Taking direct inspiration from how humans translate, we propose a novel multi-modal transformer architecture that tackles the translation task in a context-aware manner, as a human would. We use the context from previous sequences and confident predictions to disambiguate weaker visual cues. To achieve this we use complementary transformer encoders, namely: (1) A Video Encoder, that captures the low-level video features at the frame-level, (2) A Spotting Encoder, that models the recognized sign glosses in the video, and (3) A Context Encoder, which captures the context of the preceding sign sequences.
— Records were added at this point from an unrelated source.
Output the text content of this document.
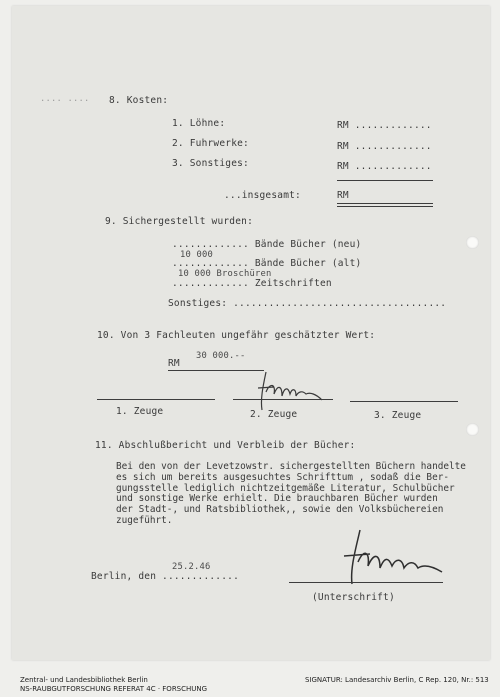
.... .... 8. Kosten:
1. Löhne:	RM .............
2. Fuhrwerke:	RM .............
3. Sonstiges:	RM .............
...insgesamt:	RM
9. Sichergestellt wurden:
............. Bände Bücher (neu)
10 000
............. Bände Bücher (alt)
10 000 Broschüren
............. Zeitschriften
Sonstiges: ....................................
10. Von 3 Fachleuten ungefähr geschätzter Wert:
30 000.--
RM
1. Zeuge	2. Zeuge	3. Zeuge
11. Abschlußbericht und Verbleib der Bücher:
Bei den von der Levetzowstr. sichergestellten Büchern handelte
es sich um bereits ausgesuchtes Schrifttum , sodaß die Ber-
gungsstelle lediglich nichtzeitgemäße Literatur, Schulbücher
und sonstige Werke erhielt. Die brauchbaren Bücher wurden
der Stadt-, und Ratsbibliothek,, sowie den Volksbüchereien
zugeführt.
25.2.46
Berlin, den .............
(Unterschrift)
Zentral- und Landesbibliothek Berlin
NS-RAUBGUTFORSCHUNG REFERAT 4C · FORSCHUNG
SIGNATUR: Landesarchiv Berlin, C Rep. 120, Nr.: 513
We combine the information coming from these encoders in a final transformer decoder to generate spoken language translations.
We evaluate our approach on the recently published large-scale BOBSL dataset, which contains ∼1.2M sequences , and on the SRF dataset, which was part of the WMT-SLT 2022 challenge. We report significant improvements on state-of-the-art translation performance using contextual information, nearly doubling the reported BLEU-4 scores of baseline approaches.